【読み:きくのせっく】
五節句の一つで、九月九日のことです。大きい奇数の数字を九陽といい、これが重なるので重陽と呼びます。他の節句は今でも盛んですが、この重陽の節句だけは今では歌人とか茶人、そして粋な人たちしか祝う人がいなくなりました。しかし各地ではじまる菊人形の祭りや菊の品評会は、もともとこの節句を祝ってのことでした。菊は切り花でも盆栽にしても花の命が長く、長寿の花として尊ばれています。祝宴は盃に菊の花びらを浮かべて飲むのが習わしです。きものの柄としても多く使われ、おめでたい席に着るきものには欠かせません。また白菊は供物の花としても尊ばれるため、菊の柄は吉祥模様として、また弔事の柄として両方に用いられます。きものの柄の中では染め、織、帯にといちばんたくさん用いられている花で、季節も一年中愛用されます。
この重陽の節句は、天武天皇のとき中国から伝わりました。皇太子以下皇族のすべてが出席し、舞や音曲を奏で式典をします。菊を愛でながら天皇の長命を祈るのがこの当時の重陽の節句であったようです。

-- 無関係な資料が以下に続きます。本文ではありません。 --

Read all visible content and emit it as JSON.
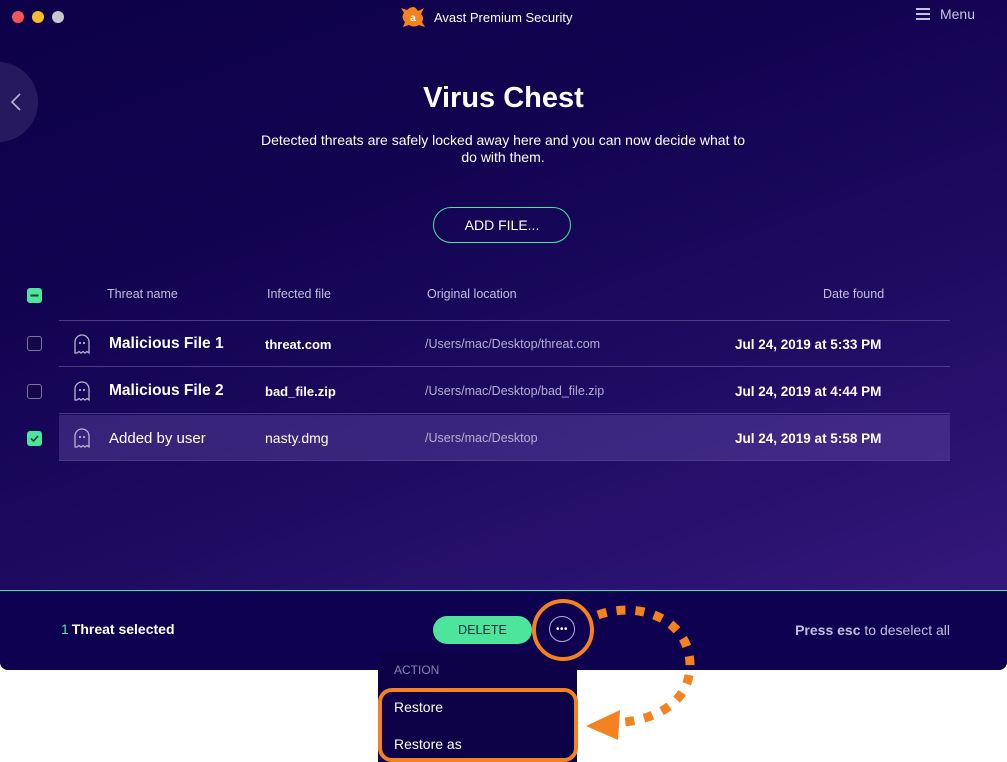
{
  "window": {
    "app_title": "Avast Premium Security",
    "menu_label": "Menu",
    "icons": {
      "app_logo": "avast-logo-icon",
      "menu": "hamburger-icon",
      "back": "chevron-left-icon"
    }
  },
  "page": {
    "title": "Virus Chest",
    "description": "Detected threats are safely locked away here and you can now decide what to do with them.",
    "add_file_label": "ADD FILE..."
  },
  "table": {
    "columns": [
      "Threat name",
      "Infected file",
      "Original location",
      "Date found"
    ],
    "select_all_state": "mixed",
    "rows": [
      {
        "name": "Malicious File 1",
        "file": "threat.com",
        "location": "/Users/mac/Desktop/threat.com",
        "date": "Jul 24, 2019 at 5:33 PM",
        "checked": false,
        "icon": "ghost-icon"
      },
      {
        "name": "Malicious File 2",
        "file": "bad_file.zip",
        "location": "/Users/mac/Desktop/bad_file.zip",
        "date": "Jul 24, 2019 at 4:44 PM",
        "checked": false,
        "icon": "ghost-icon"
      },
      {
        "name": "Added by user",
        "file": "nasty.dmg",
        "location": "/Users/mac/Desktop",
        "date": "Jul 24, 2019 at 5:58 PM",
        "checked": true,
        "icon": "ghost-icon"
      }
    ]
  },
  "bottom_bar": {
    "selected_count": "1",
    "selected_label": "Threat selected",
    "delete_label": "DELETE",
    "more_label": "•••",
    "esc_hint_bold": "Press esc",
    "esc_hint_rest": " to deselect all"
  },
  "action_menu": {
    "header": "ACTION",
    "items": [
      "Restore",
      "Restore as"
    ]
  },
  "colors": {
    "accent_green": "#4ce59b",
    "annotation_orange": "#f58220",
    "background_dark": "#0d0148"
  }
}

五節句はすべて人の命にかかわる農業の祭りです。人日の一月は寒くて動きのにぶった冬を過ごしさあこれから仕事というウォーミングアップ。上巳の三月は畑仕事が忙しく、一日だけの骨休め。端午の五月は田植えの季節で、田の神様に五穀豊穣をお願いし、七夕の七月は天の神に実りの秋までの平安の祈願をし、重陽の九月はめでたく穫り入れの喜びと成功を祈ります。中国にならった思想ですが、日本は日本人の暮らし向き、気候、風土に合わせてそれをしっかりと地に植えつけました。自然の恵みにいかされている日本人独特の生活文化です。